Quote from: PerfectWagnerite on February 19, 2008, 07:57:52 AM
The first movement is alla breve right? So the half note gets the count right? You think it should be common time and quarter note = 52?

Schiff says it's alla breve in the manuscript. I wasn't able to find a score online that actually shows that. I don't recall that in either of the several editions I own. I will have to check when I get home. In either case, I am no metronome-markings fascist. I think the movement can sustain a number of different ideas about tempo. Thinking you can just metronomically play half note = 52 and you will be golden is nonsense. Query at what tempo one would play it in the absence of any markings apart from "Adagio sostenuto"? I personally play it on the quicker side myself, though not quite as fast as Schiff, who to me seems to gloss over quite a bit of harmonic tensions at that pace.
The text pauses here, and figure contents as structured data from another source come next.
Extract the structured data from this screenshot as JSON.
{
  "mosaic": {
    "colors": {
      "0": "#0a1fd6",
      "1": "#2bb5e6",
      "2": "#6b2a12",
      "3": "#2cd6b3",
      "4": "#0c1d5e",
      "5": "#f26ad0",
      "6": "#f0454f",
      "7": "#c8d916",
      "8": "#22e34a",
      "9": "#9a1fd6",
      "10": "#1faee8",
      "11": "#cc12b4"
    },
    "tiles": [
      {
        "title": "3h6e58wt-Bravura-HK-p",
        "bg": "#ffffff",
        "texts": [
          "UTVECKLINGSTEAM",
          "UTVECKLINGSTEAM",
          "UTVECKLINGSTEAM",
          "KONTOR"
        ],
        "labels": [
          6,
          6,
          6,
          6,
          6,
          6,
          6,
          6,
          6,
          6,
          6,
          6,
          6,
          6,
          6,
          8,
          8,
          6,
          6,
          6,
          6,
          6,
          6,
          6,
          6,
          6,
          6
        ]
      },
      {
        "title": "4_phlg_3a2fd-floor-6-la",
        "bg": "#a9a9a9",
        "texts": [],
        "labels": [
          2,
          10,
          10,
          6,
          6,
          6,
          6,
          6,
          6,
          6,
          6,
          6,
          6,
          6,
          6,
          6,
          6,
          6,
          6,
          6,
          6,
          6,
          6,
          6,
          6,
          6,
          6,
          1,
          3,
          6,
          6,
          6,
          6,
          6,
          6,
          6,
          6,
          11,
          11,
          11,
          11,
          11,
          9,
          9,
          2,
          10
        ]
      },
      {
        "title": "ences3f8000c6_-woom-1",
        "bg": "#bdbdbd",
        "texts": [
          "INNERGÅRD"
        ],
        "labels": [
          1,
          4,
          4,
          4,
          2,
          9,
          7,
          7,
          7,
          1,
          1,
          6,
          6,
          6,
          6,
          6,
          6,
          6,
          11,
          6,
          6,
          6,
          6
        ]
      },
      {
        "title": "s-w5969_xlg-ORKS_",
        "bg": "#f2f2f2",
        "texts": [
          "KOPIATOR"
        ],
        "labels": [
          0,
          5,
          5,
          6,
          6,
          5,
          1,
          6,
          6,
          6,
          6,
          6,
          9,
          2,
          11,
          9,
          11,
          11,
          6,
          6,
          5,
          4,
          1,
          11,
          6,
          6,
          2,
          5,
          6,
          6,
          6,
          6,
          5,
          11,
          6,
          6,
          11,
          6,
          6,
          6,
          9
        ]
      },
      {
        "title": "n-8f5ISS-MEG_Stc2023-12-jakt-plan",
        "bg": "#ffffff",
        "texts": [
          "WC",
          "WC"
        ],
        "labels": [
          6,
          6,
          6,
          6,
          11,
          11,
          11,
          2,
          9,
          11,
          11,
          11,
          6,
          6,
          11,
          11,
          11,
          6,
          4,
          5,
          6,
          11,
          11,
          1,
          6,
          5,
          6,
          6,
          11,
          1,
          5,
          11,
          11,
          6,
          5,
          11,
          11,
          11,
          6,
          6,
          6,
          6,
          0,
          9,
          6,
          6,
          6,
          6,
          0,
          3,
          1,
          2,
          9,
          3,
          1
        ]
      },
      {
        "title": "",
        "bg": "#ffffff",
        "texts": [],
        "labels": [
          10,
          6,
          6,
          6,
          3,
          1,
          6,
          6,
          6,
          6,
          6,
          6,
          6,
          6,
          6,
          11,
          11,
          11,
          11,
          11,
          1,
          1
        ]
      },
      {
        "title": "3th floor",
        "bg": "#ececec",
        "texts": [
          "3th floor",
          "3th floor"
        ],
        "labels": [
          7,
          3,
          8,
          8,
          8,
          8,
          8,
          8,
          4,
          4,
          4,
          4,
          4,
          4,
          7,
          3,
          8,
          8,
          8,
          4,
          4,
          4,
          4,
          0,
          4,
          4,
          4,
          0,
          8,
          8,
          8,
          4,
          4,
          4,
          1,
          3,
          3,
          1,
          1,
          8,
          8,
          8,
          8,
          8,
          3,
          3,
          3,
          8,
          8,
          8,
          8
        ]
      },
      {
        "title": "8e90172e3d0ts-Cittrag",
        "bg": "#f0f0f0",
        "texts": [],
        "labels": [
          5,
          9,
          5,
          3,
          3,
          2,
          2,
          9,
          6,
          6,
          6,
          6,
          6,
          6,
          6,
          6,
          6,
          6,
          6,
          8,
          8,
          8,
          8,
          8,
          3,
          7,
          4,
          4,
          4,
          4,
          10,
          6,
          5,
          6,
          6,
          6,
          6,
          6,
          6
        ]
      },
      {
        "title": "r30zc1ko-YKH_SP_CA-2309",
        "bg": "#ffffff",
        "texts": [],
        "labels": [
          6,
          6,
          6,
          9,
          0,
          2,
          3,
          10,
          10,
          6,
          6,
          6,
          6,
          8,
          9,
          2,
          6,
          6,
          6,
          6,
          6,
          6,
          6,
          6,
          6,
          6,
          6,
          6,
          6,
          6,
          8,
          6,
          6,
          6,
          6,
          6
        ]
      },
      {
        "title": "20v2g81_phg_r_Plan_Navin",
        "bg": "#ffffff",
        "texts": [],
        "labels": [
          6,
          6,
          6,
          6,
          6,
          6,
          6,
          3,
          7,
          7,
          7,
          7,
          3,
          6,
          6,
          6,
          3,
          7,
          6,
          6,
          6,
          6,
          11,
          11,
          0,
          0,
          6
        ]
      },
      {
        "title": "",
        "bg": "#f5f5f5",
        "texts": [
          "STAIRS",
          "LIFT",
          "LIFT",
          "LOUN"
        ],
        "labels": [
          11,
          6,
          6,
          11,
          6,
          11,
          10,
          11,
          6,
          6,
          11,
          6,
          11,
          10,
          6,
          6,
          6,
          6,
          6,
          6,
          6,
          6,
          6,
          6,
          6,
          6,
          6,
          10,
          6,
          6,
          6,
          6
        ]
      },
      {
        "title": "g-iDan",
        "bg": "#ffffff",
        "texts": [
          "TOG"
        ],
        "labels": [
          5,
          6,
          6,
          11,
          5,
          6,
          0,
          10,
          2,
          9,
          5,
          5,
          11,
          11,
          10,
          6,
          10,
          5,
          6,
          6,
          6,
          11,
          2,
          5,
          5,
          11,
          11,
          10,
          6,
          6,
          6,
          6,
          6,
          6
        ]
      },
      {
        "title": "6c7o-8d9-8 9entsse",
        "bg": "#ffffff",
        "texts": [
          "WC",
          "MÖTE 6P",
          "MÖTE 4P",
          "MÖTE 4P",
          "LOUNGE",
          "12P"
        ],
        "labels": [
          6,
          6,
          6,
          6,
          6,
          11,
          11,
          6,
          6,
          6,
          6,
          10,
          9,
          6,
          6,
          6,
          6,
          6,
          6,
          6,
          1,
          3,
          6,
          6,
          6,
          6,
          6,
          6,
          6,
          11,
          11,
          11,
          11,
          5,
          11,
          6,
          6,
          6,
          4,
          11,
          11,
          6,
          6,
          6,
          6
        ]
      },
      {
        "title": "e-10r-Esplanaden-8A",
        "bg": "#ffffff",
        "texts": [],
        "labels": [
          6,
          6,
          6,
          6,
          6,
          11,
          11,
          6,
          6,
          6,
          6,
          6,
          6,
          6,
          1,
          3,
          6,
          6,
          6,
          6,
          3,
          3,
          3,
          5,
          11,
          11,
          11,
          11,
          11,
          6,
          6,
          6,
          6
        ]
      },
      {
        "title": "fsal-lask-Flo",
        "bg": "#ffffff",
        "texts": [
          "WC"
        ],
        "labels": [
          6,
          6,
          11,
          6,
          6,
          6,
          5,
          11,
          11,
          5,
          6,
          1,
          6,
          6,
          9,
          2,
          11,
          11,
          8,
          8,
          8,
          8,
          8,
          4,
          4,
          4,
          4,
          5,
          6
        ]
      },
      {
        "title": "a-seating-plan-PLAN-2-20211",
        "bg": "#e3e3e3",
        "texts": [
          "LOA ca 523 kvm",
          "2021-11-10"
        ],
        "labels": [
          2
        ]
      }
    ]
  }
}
In any case, poor Saul needs to get the notes right before he can speed it up.

PerfectWagnerite

There is a copy of the score here and it is alla breve all right. Don't know what the source of that score is though. Schiff says he read the original manuscript in Vienna and it says alla breve and I would have to take his word for it.

MishaK

PS: seems the quarter = 52 indication was added by Bülow. It's not in your link, e.g. So what exactly alla breve at Adagio sostenuto is supposed to be is still subject to interpretation. Schiff's is but one take on it.

head-case

#15
There is a very interesting discussion of this in the disc that accompanies Benjamin Zander's recording of Beethoven Symphony #5 and #7 (Telarc) and also at

http://www.benjaminzander.com/news/detail.asp?id=158 

The discussion disc compares different performance styles of the sonata and the symphony and is very interesting, IMO.  He also makes the case that the metronome marking should be applied to the half note rather than to the quarter note.

Zander also advocates playing the opening of the 5th symphony exactly as written, no fermata.  The result is quite thrilling.

Ephemerid

What fascinates me even more than Schiff's take on the tempo is the fact that he holds the pedal down partly non-stop.  It sounds almost "impressionistic" the way he plays it!  Its certainly an interesting interpretation...

MishaK

Quote from: Ephemerid on February 19, 2008, 08:42:16 AM
What fascinates me even more than Schiff's take on the tempo is the fact that he holds the pedal down partly non-stop.  It sounds almost "impressionistic" the way he plays it!  Its certainly an interesting interpretation...

That's not that unsusual, though the preceding lecture concentrates the listener's attention to it.

(poco) Sforzando

Quote from: Ephemerid on February 19, 2008, 08:42:16 AM
What fascinates me even more than Schiff's take on the tempo is the fact that he holds the pedal down partly non-stop.  It sounds almost "impressionistic" the way he plays it!  Its certainly an interesting interpretation...

The actual effect Beethoven intended can only be achieved on a fortepiano with its different damper mechanism. We would read "senza sordini" to mean "without mutes"; it actually means "without dampers," that is, with the dampers continually raised to produce a shimmering or haze effect. But on a modern piano, if you keep your foot down to raise the dampers all through, you'll just get an awful blur. Perhaps what Schiff is doing is some careful and discreet half-pedalling to simulate the effect.

I do favor the alla breve indication, thinking of the pulse as two beats per measure rather than four. The tempo still should be "Adagio sostenuto," creating a sustained feeling within that pulse.

As for the triplets vs. dotted-eighth/sixteenths, it was a convention understood at least through Mozart's time that the sixteenth coincided with the final note of the triplet. (Compare Bach Brandenburg 2, written in 2/4 but heard as 6/8.) I don't know, however, if by Beethoven's time the sixteenth would have been intended literally, but just about everybody plays it that way AFAIK. Maybe except Saul.  :D
"I don't know what sforzando means, though it clearly means something."

(poco) Sforzando

Quote from: paulb on February 19, 2008, 07:23:47 AM
I wish i could watch you. But as i do not like Beethoven's music, I will not click the link.

C'mon, live a little.
"I don't know what sforzando means, though it clearly means something."